Panik, Schüsse, Amoklauf in einem Kino. Mitten drin, drei Polizisten. Laden, zielen, Nerven behalten. Wo hält sich der Schütze versteckt? Eine Frage von Leben und Tod.

Auf dem Parkplatz am Hintereingang kommt es zum Showdown.

Polizist:

»Lass die Waffe fallen, los.«

Der Täter schießt, Sekunden später liegt er am Boden, von Kugeln durchsiebt.

Polizist:

»Ok, das wars...«

Wir sind in einem Trainingszentrum für Polizisten im Großraum von Los Angeles. Hier lernen Cops ihre Reflexe zu kontrollieren. Nicht zu früh abzudrücken. Aber auch tödlich zu schießen, zu unserem großen Erstaunen.

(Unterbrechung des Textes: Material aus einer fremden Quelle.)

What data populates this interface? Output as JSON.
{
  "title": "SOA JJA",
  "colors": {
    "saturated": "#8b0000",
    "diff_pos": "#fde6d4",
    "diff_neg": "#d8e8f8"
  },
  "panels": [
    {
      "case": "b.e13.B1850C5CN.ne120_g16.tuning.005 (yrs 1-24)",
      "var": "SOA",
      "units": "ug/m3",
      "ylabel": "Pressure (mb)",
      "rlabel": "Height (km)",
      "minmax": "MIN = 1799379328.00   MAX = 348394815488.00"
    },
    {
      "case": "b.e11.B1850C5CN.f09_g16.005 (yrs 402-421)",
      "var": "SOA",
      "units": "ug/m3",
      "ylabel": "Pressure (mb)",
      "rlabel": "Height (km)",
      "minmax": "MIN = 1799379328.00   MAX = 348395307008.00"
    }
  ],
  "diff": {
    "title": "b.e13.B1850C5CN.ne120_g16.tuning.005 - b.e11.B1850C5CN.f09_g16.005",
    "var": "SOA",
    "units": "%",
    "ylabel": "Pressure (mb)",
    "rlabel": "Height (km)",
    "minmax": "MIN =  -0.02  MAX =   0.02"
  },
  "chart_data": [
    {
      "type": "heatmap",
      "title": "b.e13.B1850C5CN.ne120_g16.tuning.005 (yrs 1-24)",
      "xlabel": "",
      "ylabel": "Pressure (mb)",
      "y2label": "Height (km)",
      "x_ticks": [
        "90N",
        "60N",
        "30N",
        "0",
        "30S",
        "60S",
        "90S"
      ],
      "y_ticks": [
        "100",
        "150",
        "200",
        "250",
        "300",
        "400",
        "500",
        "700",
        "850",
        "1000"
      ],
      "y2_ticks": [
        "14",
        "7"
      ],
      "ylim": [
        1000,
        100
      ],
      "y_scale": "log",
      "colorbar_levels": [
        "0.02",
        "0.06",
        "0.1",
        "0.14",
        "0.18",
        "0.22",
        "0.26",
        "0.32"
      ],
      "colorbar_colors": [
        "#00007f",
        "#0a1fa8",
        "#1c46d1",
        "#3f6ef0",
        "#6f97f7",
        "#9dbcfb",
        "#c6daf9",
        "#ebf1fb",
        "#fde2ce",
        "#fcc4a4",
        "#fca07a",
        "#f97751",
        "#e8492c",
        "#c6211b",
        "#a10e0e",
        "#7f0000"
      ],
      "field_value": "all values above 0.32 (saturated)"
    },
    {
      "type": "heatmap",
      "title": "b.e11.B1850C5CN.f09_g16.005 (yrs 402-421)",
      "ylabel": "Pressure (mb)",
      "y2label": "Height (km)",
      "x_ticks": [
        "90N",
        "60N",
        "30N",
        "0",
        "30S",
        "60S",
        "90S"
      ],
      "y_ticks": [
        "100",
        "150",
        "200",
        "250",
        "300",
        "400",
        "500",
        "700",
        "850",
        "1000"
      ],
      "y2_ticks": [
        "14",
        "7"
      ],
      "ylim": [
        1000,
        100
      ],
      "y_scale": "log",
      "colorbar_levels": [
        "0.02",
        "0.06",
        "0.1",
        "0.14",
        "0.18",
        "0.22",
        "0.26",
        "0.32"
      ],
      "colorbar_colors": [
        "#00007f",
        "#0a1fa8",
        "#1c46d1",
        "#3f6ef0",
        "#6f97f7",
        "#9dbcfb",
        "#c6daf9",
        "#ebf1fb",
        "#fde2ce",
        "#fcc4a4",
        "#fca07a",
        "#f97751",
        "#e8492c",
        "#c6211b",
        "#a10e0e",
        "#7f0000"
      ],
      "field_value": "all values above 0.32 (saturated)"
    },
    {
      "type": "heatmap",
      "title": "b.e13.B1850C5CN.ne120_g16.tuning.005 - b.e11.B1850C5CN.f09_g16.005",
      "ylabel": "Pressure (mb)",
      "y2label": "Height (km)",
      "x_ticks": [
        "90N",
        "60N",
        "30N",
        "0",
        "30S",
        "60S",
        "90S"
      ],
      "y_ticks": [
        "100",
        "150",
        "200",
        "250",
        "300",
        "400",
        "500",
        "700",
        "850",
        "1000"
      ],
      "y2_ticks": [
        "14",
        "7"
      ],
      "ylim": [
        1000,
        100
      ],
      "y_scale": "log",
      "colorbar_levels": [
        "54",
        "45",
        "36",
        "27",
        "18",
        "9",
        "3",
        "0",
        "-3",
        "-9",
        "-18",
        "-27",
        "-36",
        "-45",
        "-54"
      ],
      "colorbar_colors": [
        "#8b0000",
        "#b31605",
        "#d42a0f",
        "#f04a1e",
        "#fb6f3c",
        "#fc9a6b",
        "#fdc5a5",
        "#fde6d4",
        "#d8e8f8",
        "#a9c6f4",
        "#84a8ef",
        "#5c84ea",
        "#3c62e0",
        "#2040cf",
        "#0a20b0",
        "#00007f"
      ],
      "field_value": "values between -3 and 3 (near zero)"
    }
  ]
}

Deputy Jim Grady, Trainer:

»Klar, wir hören immer wieder, schießt doch nur in den Arm, um den Täter außer Gefecht zu setzen. Das funktioniert aber nicht. Der hat dann immer noch 20 Sekunden, in denen er um sich ballern kann. Was glauben Sie wie viel man da anrichten kann? Der Kerl hier hätte sein ganzes Magazin leeren können, um uns zu töten, oder die Geisel oder umstehende Passanten.«

In ihren Ohren klingt das unerträglich. Die Organisation „Schwarze Leben zählen“, kämpft seit langem gegen Polizeigewalt. Wir sind in Detroit. Viele hier haben selber schon aggressive Kontrollen erlebt. Mitten drin, Ron Scott. Ein Veteran der Bewegung. Er macht den Jungen Mut. Obamas Polizeireform dürfe erst der Anfang sein. Damit nicht immer mehr junge Schwarze erschossen werden - von Polizisten, die schlecht ausgebildet, aber bis an die Zähne bewaffnet sind. Viele Opfer waren noch Kinder. Wie Aiyana, die gerade 7 Jahre wurde.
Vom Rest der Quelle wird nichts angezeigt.